Prima di addentrarsi su questo argomento, si ricorda che il tema dei mulini in Valtiberina è stato affrontato anche da Claudio Cherubini, pertanto per eventuali ulteriori informazioni si suggerisce di consultare i suoi studi. Quanto invece riportato di seguito è frutto di una ricerca che si è soffermata principalmente su alcune fonti cartografiche storiche, sul territorio e sulle testimonianze fornite da alcuni interlocutori del luogo.
I mulini che sorgevano lungo il corso dell’Afra erano quattro: i mulini di Sopra e di Sotto della Montagna, quello della Basilica e quello, utilizzato soprattutto per la molitura delle castagne, nei pressi del Condotto, sopra la Montagna. Ad eccezione di quest’ultimo, per gli altri sono stati ritrovati puntuali riferimenti cartografici non solo su una carta idrografica redatta dal Ministero dell’Agricoltura a fine Ottocento, ma anche su alcuni documenti preunitari, come i fogli del Catasto Generale della Toscana, prodotti negli anni ‘20 del XIX secolo.

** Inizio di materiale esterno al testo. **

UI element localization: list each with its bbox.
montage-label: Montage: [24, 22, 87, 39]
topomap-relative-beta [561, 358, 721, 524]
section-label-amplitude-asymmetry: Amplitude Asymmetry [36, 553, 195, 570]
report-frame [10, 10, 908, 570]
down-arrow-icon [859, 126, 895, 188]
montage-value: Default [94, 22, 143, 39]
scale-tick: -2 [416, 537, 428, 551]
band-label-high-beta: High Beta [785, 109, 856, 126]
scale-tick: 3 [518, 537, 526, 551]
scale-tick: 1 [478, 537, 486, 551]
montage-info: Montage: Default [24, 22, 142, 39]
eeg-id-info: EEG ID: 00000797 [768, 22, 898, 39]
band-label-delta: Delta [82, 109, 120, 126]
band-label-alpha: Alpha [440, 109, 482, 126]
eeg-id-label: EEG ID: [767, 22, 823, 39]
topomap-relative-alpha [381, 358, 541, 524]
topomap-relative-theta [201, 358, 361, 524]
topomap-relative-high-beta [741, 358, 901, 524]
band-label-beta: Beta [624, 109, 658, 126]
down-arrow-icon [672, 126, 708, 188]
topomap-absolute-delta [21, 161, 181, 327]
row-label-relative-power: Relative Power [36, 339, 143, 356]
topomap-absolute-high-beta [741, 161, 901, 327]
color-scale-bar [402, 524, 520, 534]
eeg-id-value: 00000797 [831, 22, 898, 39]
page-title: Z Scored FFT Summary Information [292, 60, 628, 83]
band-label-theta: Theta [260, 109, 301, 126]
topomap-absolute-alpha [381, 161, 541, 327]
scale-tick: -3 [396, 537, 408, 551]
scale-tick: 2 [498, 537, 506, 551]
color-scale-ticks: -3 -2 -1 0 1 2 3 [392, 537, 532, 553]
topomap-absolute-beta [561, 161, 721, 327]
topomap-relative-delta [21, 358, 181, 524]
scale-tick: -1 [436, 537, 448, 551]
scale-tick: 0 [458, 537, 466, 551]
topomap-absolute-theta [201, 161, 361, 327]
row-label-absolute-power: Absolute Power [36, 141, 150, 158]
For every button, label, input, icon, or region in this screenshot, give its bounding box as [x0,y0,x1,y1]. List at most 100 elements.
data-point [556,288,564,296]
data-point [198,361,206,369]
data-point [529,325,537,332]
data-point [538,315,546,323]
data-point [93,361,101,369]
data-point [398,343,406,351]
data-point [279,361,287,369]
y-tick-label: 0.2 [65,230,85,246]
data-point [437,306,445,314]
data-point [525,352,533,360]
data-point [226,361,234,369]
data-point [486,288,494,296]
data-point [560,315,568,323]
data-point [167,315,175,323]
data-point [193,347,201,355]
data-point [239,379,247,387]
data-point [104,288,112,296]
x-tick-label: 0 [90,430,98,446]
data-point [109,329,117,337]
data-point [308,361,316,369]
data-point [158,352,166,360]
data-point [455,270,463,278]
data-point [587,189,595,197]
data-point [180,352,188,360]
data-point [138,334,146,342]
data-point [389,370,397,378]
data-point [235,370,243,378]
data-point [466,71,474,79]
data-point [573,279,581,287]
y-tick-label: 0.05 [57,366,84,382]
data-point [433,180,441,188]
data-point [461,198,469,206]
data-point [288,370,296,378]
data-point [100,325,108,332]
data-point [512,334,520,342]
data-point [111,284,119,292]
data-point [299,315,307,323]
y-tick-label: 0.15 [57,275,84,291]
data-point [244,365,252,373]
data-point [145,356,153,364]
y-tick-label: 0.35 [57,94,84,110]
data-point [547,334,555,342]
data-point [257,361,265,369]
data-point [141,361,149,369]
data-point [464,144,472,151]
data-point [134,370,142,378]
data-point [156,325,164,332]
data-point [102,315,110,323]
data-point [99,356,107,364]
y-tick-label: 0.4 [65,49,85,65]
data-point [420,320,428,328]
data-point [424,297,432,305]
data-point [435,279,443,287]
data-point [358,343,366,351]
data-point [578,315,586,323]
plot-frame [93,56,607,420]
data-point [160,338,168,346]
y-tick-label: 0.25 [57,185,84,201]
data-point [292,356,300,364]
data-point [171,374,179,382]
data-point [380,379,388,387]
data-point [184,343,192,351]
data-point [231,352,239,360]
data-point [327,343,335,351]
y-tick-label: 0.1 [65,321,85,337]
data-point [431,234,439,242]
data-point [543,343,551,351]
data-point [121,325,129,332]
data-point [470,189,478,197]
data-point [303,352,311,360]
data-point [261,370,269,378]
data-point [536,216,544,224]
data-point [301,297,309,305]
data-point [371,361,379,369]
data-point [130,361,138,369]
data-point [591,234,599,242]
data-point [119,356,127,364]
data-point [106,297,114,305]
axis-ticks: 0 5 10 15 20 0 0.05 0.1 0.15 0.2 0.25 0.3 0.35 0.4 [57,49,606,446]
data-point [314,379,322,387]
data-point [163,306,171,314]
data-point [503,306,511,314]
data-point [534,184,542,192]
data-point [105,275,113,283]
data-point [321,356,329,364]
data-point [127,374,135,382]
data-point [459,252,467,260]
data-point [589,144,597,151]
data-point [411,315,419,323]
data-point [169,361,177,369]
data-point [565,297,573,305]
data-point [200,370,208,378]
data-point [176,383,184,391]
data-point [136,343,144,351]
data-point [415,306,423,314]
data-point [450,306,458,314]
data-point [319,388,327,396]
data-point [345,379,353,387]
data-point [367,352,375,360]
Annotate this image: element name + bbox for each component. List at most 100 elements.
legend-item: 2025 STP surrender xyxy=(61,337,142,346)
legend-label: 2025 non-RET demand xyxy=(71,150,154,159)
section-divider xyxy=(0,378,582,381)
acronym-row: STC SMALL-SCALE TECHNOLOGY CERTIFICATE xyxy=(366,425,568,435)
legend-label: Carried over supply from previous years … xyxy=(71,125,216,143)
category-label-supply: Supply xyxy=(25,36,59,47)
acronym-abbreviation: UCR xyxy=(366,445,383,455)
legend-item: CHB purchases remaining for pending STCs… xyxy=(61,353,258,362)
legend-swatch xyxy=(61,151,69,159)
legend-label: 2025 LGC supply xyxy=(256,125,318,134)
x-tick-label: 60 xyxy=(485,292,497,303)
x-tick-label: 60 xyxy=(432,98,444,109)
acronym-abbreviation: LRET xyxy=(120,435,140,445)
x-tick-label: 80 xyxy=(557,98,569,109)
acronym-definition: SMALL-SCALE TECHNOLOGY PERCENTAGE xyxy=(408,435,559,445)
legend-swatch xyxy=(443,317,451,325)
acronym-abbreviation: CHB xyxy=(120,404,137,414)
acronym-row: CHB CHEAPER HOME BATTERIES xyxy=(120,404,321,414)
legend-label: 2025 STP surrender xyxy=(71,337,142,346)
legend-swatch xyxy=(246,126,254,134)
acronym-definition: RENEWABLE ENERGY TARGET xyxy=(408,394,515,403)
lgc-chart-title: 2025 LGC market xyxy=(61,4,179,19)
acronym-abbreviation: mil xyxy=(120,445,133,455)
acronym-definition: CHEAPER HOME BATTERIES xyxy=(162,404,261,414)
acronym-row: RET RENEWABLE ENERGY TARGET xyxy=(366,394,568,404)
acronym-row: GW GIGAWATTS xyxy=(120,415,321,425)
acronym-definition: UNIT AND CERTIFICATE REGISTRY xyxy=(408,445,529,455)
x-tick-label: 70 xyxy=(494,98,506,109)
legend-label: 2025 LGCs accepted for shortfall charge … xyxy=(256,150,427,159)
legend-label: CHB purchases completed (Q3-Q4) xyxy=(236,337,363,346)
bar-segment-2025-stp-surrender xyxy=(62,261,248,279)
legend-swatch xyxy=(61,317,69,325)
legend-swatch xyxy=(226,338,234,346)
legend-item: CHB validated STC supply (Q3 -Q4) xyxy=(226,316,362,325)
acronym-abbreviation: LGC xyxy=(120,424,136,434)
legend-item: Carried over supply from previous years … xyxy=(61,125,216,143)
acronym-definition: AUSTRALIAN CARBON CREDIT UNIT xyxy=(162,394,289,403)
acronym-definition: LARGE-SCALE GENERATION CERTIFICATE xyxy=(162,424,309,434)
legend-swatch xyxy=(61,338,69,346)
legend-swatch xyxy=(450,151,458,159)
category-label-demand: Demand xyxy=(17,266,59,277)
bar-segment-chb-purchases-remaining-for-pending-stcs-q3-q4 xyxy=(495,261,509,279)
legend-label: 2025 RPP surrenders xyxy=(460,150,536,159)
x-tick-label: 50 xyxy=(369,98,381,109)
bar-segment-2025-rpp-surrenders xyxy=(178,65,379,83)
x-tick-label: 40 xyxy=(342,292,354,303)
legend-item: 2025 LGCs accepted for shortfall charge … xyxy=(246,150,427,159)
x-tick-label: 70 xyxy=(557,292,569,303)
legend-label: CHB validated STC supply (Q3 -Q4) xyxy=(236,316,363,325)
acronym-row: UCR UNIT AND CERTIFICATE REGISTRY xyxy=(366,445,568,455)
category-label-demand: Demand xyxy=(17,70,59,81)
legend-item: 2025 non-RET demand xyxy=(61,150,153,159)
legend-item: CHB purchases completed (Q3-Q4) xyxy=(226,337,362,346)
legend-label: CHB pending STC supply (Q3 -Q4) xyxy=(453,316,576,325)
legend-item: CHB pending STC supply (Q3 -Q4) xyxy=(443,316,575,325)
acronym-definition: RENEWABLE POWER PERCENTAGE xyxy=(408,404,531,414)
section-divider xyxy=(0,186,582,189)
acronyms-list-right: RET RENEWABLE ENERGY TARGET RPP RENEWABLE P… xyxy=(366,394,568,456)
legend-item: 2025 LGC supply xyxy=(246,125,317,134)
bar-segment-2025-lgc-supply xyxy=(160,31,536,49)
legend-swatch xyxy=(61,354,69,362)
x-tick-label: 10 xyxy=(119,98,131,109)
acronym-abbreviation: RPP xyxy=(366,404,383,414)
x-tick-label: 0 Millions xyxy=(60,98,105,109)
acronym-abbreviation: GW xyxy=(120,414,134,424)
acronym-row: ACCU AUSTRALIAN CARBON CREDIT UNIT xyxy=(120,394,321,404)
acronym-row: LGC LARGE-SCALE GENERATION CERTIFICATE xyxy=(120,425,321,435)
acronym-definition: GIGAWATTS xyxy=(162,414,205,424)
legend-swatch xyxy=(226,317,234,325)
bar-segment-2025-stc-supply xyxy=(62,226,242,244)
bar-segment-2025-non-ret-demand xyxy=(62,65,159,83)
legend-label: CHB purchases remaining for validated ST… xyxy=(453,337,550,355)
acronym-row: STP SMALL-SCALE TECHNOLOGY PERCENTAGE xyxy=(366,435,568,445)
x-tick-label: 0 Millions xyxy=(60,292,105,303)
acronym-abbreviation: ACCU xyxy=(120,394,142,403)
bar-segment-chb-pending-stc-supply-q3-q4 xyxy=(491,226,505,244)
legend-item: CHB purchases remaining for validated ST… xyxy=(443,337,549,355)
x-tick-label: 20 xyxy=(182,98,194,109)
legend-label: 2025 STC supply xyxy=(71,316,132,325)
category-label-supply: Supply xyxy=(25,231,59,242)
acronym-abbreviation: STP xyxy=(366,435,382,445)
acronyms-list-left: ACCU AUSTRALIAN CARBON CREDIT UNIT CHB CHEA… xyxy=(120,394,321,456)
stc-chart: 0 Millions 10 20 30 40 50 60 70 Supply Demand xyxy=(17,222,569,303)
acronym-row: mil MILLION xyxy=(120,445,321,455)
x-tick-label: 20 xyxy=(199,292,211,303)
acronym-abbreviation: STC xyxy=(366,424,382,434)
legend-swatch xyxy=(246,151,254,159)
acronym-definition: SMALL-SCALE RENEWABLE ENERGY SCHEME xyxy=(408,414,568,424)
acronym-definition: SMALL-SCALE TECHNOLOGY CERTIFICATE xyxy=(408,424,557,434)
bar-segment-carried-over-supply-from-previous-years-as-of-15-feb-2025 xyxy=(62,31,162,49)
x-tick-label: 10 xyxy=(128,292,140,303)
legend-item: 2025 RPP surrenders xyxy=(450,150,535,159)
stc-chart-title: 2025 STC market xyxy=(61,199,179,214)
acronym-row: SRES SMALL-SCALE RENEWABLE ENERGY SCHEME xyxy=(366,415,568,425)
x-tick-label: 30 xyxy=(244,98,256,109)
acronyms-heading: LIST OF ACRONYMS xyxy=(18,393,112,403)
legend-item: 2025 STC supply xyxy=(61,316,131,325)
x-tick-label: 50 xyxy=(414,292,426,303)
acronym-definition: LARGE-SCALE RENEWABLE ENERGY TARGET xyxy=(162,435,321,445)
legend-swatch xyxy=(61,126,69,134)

A valle dell’impianto molitorio del Condotto, lungo il sentiero che collegava La Villa con Germagnano, sorgeva il Mulino di Sopra della Montagna, il cui impianto molitorio era azionato da acqua che, con una portata media di 130 litri, cadeva da un’altezza di 5,4 metri.
Dopo anni di abbandono, oggi di questo edificio rimangono soltanto alcuni ruderi: tuttavia, da una visita in loco si possono riconoscere le parti principali che lo componevano, come il bottaccio attraverso il quale veniva raccolta l’acqua che faceva azionare i palmenti, il punto dove era collocata la macina, un altro vano adibito probabilmente a magazzino e l’ambiente sottostante da cui l’acqua, fuoriuscendo, tornava ad immettersi nell’Afra. Oltre a tali componenti è ancora oggi visibile il canale che dal torrente conduceva l’acqua nel bottaccio (quasi sempre i mulini di questa zona erano dotati di un canali, o gore, di questo tipo).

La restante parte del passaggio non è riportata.